When a couple is trying, the time they spend together tends to become mechanical. Here is a sample conversation “Oh! I think I am ovulating, its time to get to work” What ever happened to spontaneity and romance? And here I do not talk about people who are fortunate enough to have conceived within a month or 2 of trying……

Some plain speak for woman out there who are trying to conceive: For an average, healthy couple, the average time to conceive is between 6 months to a year (Source-Hours of Internet surfing!)And here we were, thinking it was as simple as the handsome man meeting the beautiful saree clad woman drenched to the bone, on a dark stormy night. A flash of lightening, eyes meet, pigeons neck each other, two flowers kiss one another and voila, nine months later the woman has a baby in her lap! If only this was real life…
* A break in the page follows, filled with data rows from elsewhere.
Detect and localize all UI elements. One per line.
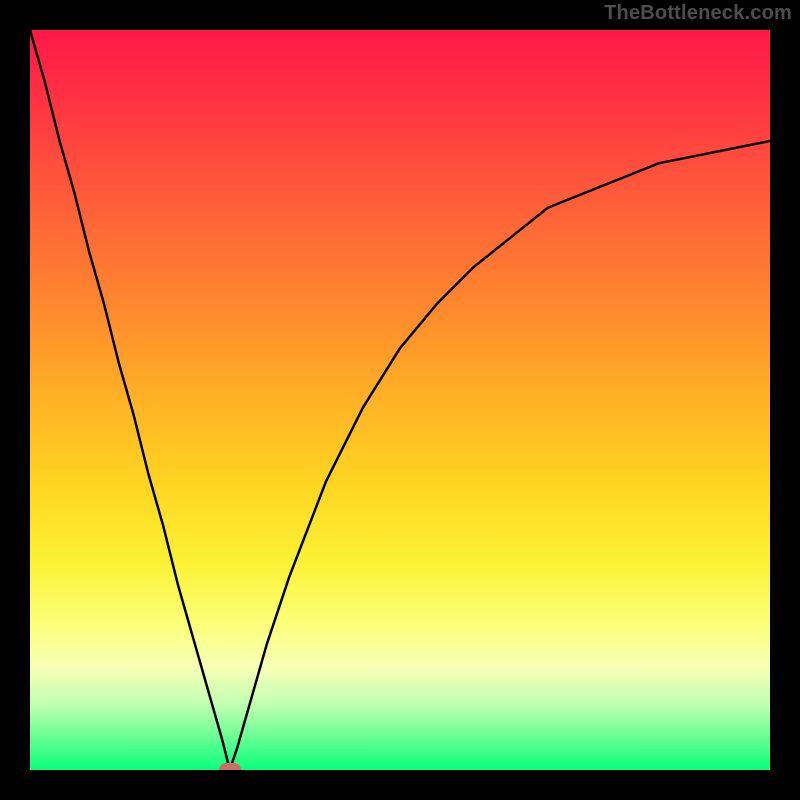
chart-frame: TheBottleneck.com xyxy=(0,0,800,800)
plot-area xyxy=(30,30,770,770)
bottleneck-curve xyxy=(30,30,770,770)
optimal-point-marker xyxy=(219,763,241,770)
watermark-text: TheBottleneck.com xyxy=(604,2,792,25)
* A CHEMICAL PREGNANCY refers to pregnancy loss very early on. In a chemical pregnancy, it is thought that an egg is fertilized but fails to implant. As a result, your body does not begin to produce the obvious signs of pregnancy. Because a chemical pregnancy occurs so early in a pregnancy, most women never even realize they are pregnant. When they receive their period, they just assume they were a few days late.

*Assisted Conception: The use of medical techniques, such as drug therapy, artificial insemination, or in vitro fertilization, to enhance fertility.

* We have been Trying To Conceive for the last five months now. Charting my cycle and Ovulating on time. Each month I hope for a Big Fat Positive (positive line in a pregnancy test) but Aunt Flow (periods) seems to have fallen in love with me, and can’t stay away from.